06 Religion and Politics: Church and State - Austin Ivereigh & Kathleen Griffin

posted Mar 27, 2019, 10:23 PM by Neil D'Souza   [ updated Mar 27, 2019, 10:23 PM ]
The Church is often accused of "interfering in politics" when she speaks on issues that affect society. What should the relationship between religion and politics be?

The idea that the Catholic Church 'interferes' with national sovereign politics is nothing new. Rulers (and voters) have always resented being held to account by a higher law. In the age of democracy, the accusation is sometimes levied against the Church that it acts as a kind of lobby, using its spiritual influence to engineer certain political outcomes — acting, in other words, out of corporate self-interest. Critics accuse the Church of 'imposing its view' on the rest of society, in an attempt to thwart human rights — usually understood narrowly and one-sidedly as those of a woman to seek an abortion, or a gay couple to adopt a child. Religion is increasingly seen as a private matter, and public life as a neutral space. The prevailing ethic of autonomy is intrinsically hostile to allowing religion a voice in public life. Neither is true.

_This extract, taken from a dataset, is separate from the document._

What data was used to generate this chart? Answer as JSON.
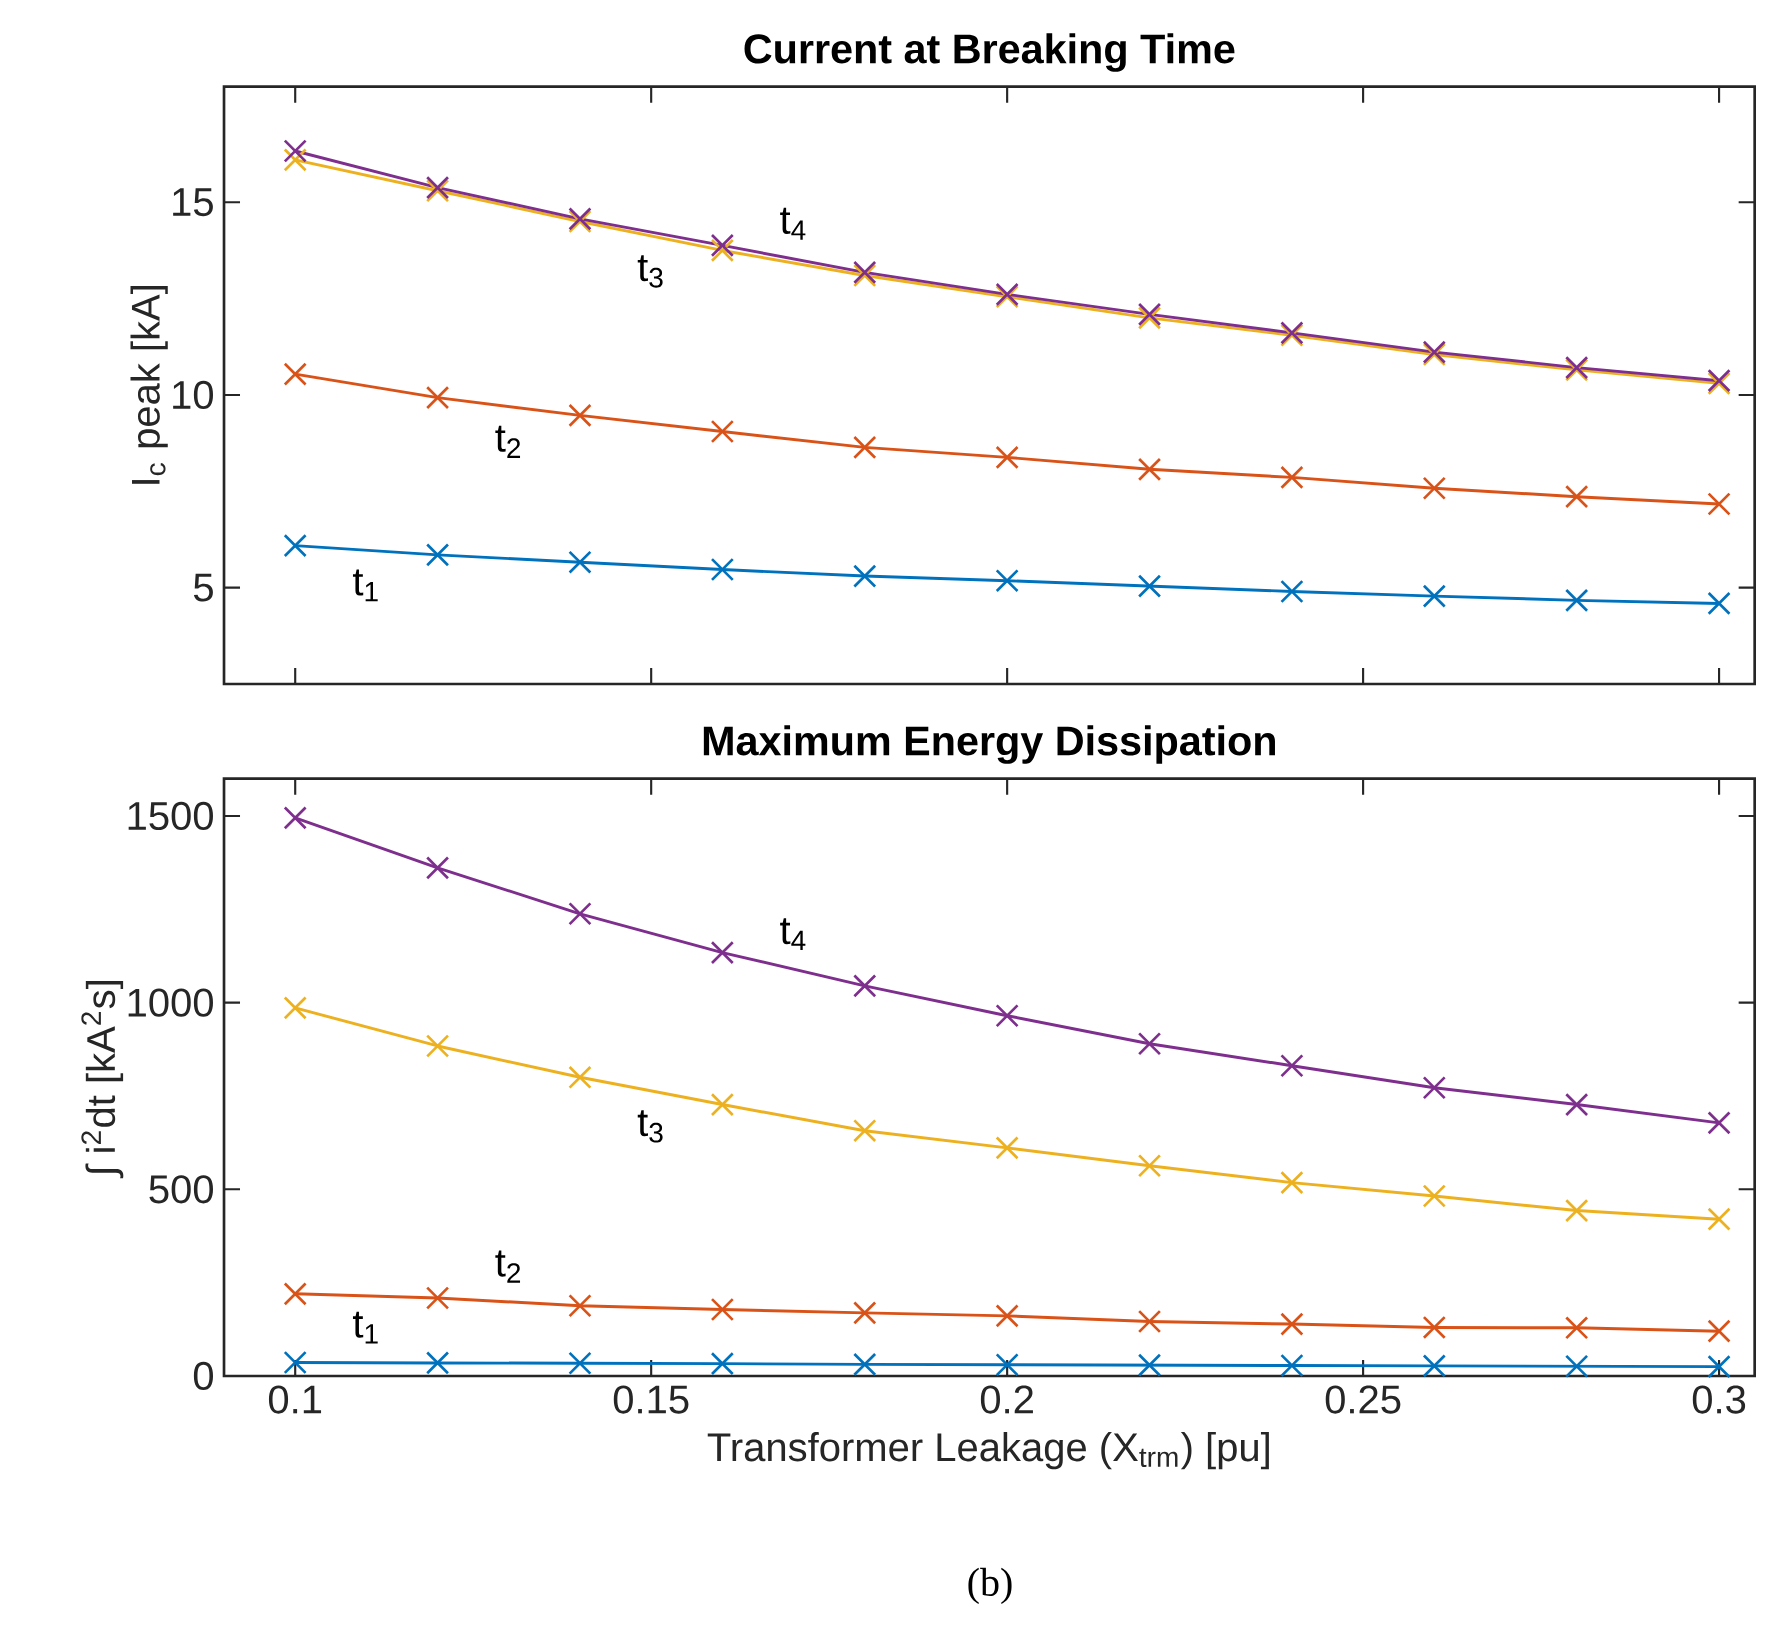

Right from the outset, we must be clear that there is a distinction between the Church and the State. This is rooted in the Gospel, in Jesus' guiding principle, "Render to Caesar what belongs to Caesar, and to God what belongs to God." (Mt 22:21) The temporal and spiritual spheres are interrelated, yet distinct. The State must respect the freedom and practice of religion, whilst religion must respect the jurisdiction of the State.

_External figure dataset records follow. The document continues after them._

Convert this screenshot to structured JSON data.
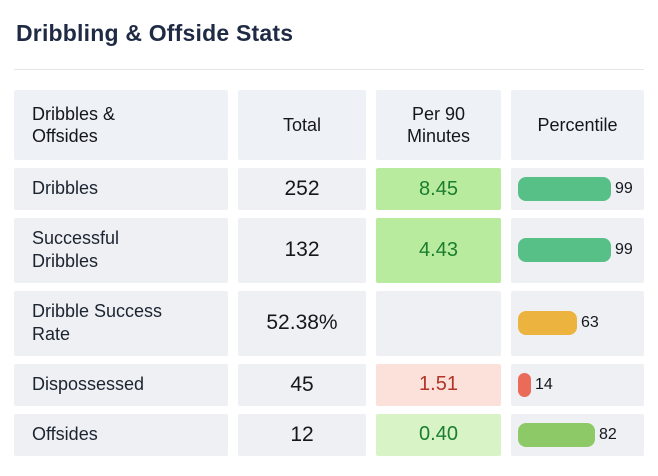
{
  "title": "Dribbling & Offside Stats",
  "chart_data": {
    "type": "table",
    "title": "Dribbling & Offside Stats",
    "columns": [
      "Dribbles & Offsides",
      "Total",
      "Per 90 Minutes",
      "Percentile"
    ],
    "percentile_axis_range": [
      0,
      100
    ],
    "rows": [
      {
        "label": "Dribbles",
        "total": "252",
        "per90": "8.45",
        "per90_tone": "green",
        "percentile": 99,
        "bar_color": "#56c087"
      },
      {
        "label": "Successful Dribbles",
        "total": "132",
        "per90": "4.43",
        "per90_tone": "green",
        "percentile": 99,
        "bar_color": "#56c087"
      },
      {
        "label": "Dribble Success Rate",
        "total": "52.38%",
        "per90": "",
        "per90_tone": "none",
        "percentile": 63,
        "bar_color": "#ecb43e"
      },
      {
        "label": "Dispossessed",
        "total": "45",
        "per90": "1.51",
        "per90_tone": "red",
        "percentile": 14,
        "bar_color": "#e96b58"
      },
      {
        "label": "Offsides",
        "total": "12",
        "per90": "0.40",
        "per90_tone": "green-light",
        "percentile": 82,
        "bar_color": "#8dca67"
      }
    ]
  },
  "colors": {
    "title_text": "#1f2a44",
    "cell_background": "#eef0f4",
    "good_cell_background": "#b9eb9e",
    "good_light_cell_background": "#d8f3c6",
    "bad_cell_background": "#fce1da",
    "good_text": "#1b7e2f",
    "bad_text": "#b23527",
    "bar_green": "#56c087",
    "bar_yellow_green": "#8dca67",
    "bar_amber": "#ecb43e",
    "bar_red": "#e96b58"
  }
}
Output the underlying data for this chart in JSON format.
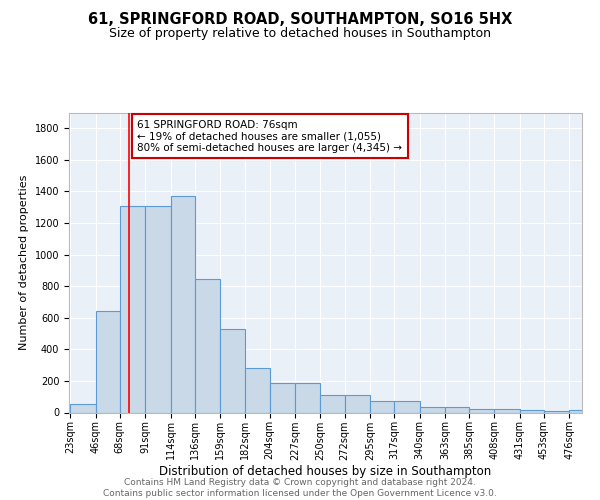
{
  "title": "61, SPRINGFORD ROAD, SOUTHAMPTON, SO16 5HX",
  "subtitle": "Size of property relative to detached houses in Southampton",
  "xlabel": "Distribution of detached houses by size in Southampton",
  "ylabel": "Number of detached properties",
  "bar_color": "#c9d9e8",
  "bar_edge_color": "#5b9bd5",
  "bg_color": "#eaf0f8",
  "grid_color": "white",
  "annotation_box_color": "#cc0000",
  "annotation_text": "61 SPRINGFORD ROAD: 76sqm\n← 19% of detached houses are smaller (1,055)\n80% of semi-detached houses are larger (4,345) →",
  "red_line_x": 76,
  "bins": [
    23,
    46,
    68,
    91,
    114,
    136,
    159,
    182,
    204,
    227,
    250,
    272,
    295,
    317,
    340,
    363,
    385,
    408,
    431,
    453,
    476
  ],
  "values": [
    55,
    640,
    1305,
    1310,
    1370,
    845,
    530,
    285,
    185,
    185,
    110,
    110,
    70,
    70,
    38,
    38,
    25,
    20,
    15,
    12,
    15
  ],
  "ylim": [
    0,
    1900
  ],
  "yticks": [
    0,
    200,
    400,
    600,
    800,
    1000,
    1200,
    1400,
    1600,
    1800
  ],
  "footer_text": "Contains HM Land Registry data © Crown copyright and database right 2024.\nContains public sector information licensed under the Open Government Licence v3.0.",
  "title_fontsize": 10.5,
  "subtitle_fontsize": 9,
  "xlabel_fontsize": 8.5,
  "ylabel_fontsize": 8,
  "tick_fontsize": 7,
  "footer_fontsize": 6.5,
  "annot_fontsize": 7.5
}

The neuralgic issue here is the perennial one of 'mixing religion and politics'. What the secularist critique often forgets is that the radical exclusion of faith from politics has not led to utopia, but disaster. The greatest horrors of the twentieth century were inflicted by totalitarian states among whose first moves was the abolition of faith from the public sphere, and subordination of religion to the state. Conversely, some of the proudest moments of Western political history — the abolition of the slave trade, or the Civil Rights movement of the 1950s and 1960s — are uplifting examples of what happens when churches hold up a transcendent moral horizon to society, and guide the movement that shapes society towards that ideal, seeking to influence the state for the common good. The greatest achievements of Western society, in other words, stem from a civilisation in which Church and state co-exist and cooperate; the greatest disasters have arisen from efforts by the state to eradicate the Church, often justified by an ideology which interprets the 'will of the people' as a license for unchecked, unlimited state power.

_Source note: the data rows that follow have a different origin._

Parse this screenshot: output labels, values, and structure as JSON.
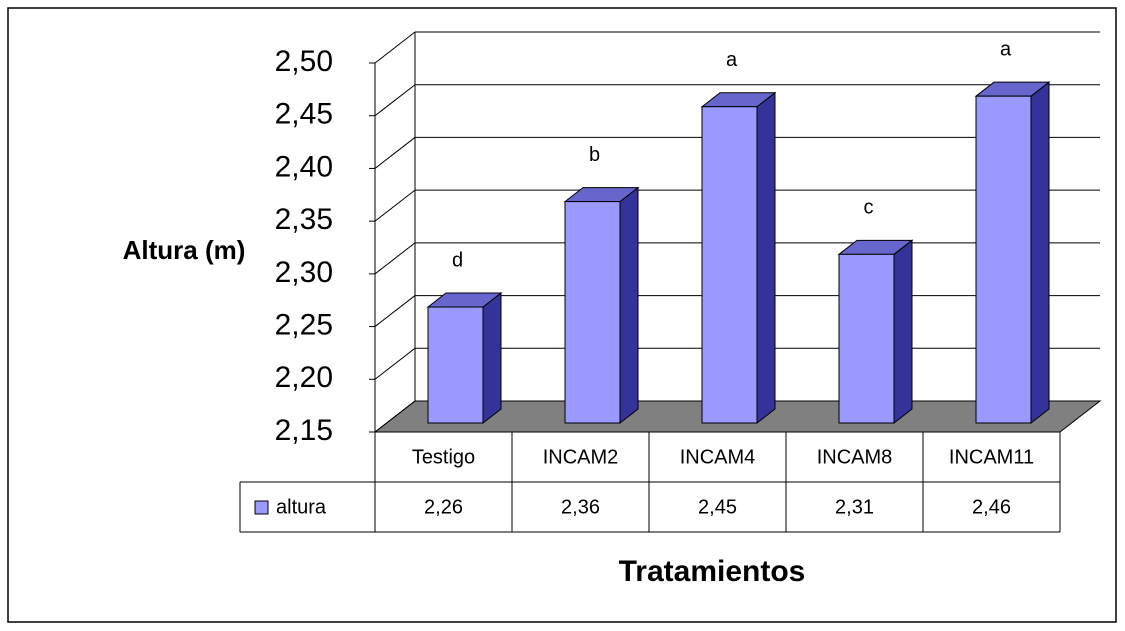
{
  "chart_data": {
    "type": "bar3d",
    "y_label": "Altura (m)",
    "x_label": "Tratamientos",
    "categories": [
      "Testigo",
      "INCAM2",
      "INCAM4",
      "INCAM8",
      "INCAM11"
    ],
    "series": [
      {
        "name": "altura",
        "color": "#9999ff",
        "values": [
          2.26,
          2.36,
          2.45,
          2.31,
          2.46
        ],
        "value_labels": [
          "2,26",
          "2,36",
          "2,45",
          "2,31",
          "2,46"
        ]
      }
    ],
    "annotations": [
      "d",
      "b",
      "a",
      "c",
      "a"
    ],
    "ylim": [
      2.15,
      2.5
    ],
    "yticks": [
      {
        "value": 2.15,
        "label": "2,15"
      },
      {
        "value": 2.2,
        "label": "2,20"
      },
      {
        "value": 2.25,
        "label": "2,25"
      },
      {
        "value": 2.3,
        "label": "2,30"
      },
      {
        "value": 2.35,
        "label": "2,35"
      },
      {
        "value": 2.4,
        "label": "2,40"
      },
      {
        "value": 2.45,
        "label": "2,45"
      },
      {
        "value": 2.5,
        "label": "2,50"
      }
    ],
    "grid": true,
    "data_table": true
  }
}
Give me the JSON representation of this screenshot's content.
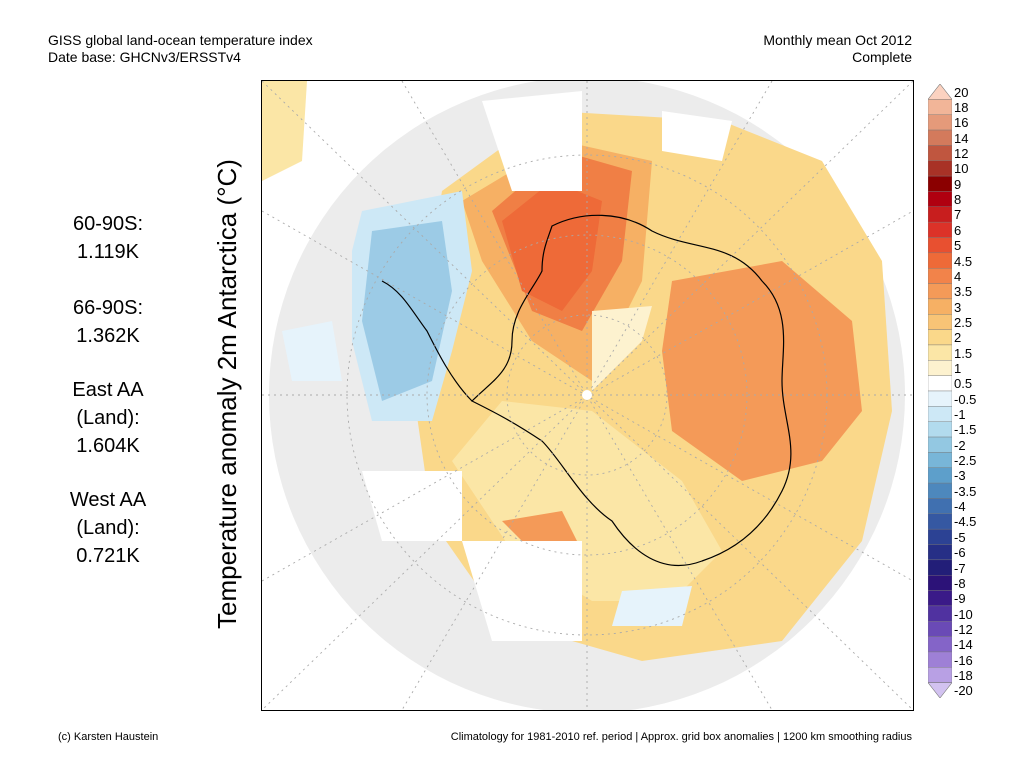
{
  "header": {
    "title": "GISS global land-ocean temperature index",
    "subtitle": "Date base: GHCNv3/ERSSTv4",
    "period": "Monthly mean Oct 2012",
    "status": "Complete"
  },
  "stats": [
    {
      "lines": [
        "60-90S:",
        "1.119K"
      ]
    },
    {
      "lines": [
        "66-90S:",
        "1.362K"
      ]
    },
    {
      "lines": [
        "East AA",
        "(Land):",
        "1.604K"
      ]
    },
    {
      "lines": [
        "West AA",
        "(Land):",
        "0.721K"
      ]
    }
  ],
  "ylabel": "Temperature anomaly 2m Antarctica (°C)",
  "footer": {
    "credit": "(c) Karsten Haustein",
    "note": "Climatology for 1981-2010 ref. period | Approx. grid box anomalies | 1200 km smoothing radius"
  },
  "colorbar": {
    "labels": [
      "20",
      "18",
      "16",
      "14",
      "12",
      "10",
      "9",
      "8",
      "7",
      "6",
      "5",
      "4.5",
      "4",
      "3.5",
      "3",
      "2.5",
      "2",
      "1.5",
      "1",
      "0.5",
      "-0.5",
      "-1",
      "-1.5",
      "-2",
      "-2.5",
      "-3",
      "-3.5",
      "-4",
      "-4.5",
      "-5",
      "-6",
      "-7",
      "-8",
      "-9",
      "-10",
      "-12",
      "-14",
      "-16",
      "-18",
      "-20"
    ],
    "colors": [
      "#fbd2c0",
      "#f2b598",
      "#e59a7a",
      "#d37a5c",
      "#c0563f",
      "#a83226",
      "#8b0000",
      "#b00010",
      "#c81e1e",
      "#dc3228",
      "#e85030",
      "#ee6a38",
      "#f2834a",
      "#f49a58",
      "#f6b064",
      "#f8c476",
      "#fad88a",
      "#fbe6a6",
      "#fdf2cf",
      "#ffffff",
      "#e6f3fb",
      "#cde8f6",
      "#b2dbee",
      "#93c8e2",
      "#78b6d8",
      "#5d9fcb",
      "#4d88bd",
      "#4070b0",
      "#3558a2",
      "#2c4294",
      "#262f86",
      "#221e78",
      "#2c1278",
      "#3a1a88",
      "#5032a0",
      "#6a4ab6",
      "#8464c8",
      "#9e80d6",
      "#b8a0e4",
      "#d2c2f0"
    ]
  },
  "map_regions": [
    {
      "name": "peninsula-warm-anomaly",
      "color": "#f07f45"
    },
    {
      "name": "east-antarctica-warm-anomaly",
      "color": "#f6b064"
    },
    {
      "name": "bellingshausen-cool-anomaly",
      "color": "#9ccbe6"
    }
  ]
}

Christianity believes in keeping the two spheres of faith and politics apart, yet interconnected. Unlike secularism, which proclaims the moral autonomy of the state, a healthy or positive secularity advocates a distinction between faith and politics (but not their divorce). The precise relationship of faith and politics, spiritual and temporal — 'the perennial question of the relationship between what is owed to Caesar and what is owed to God' is a complex one. But the underlying principle should be clear. Reason and religion need each other. They are intertwined. But they are distinct realms, and should not be confused, both for the sake of the Church and of the state.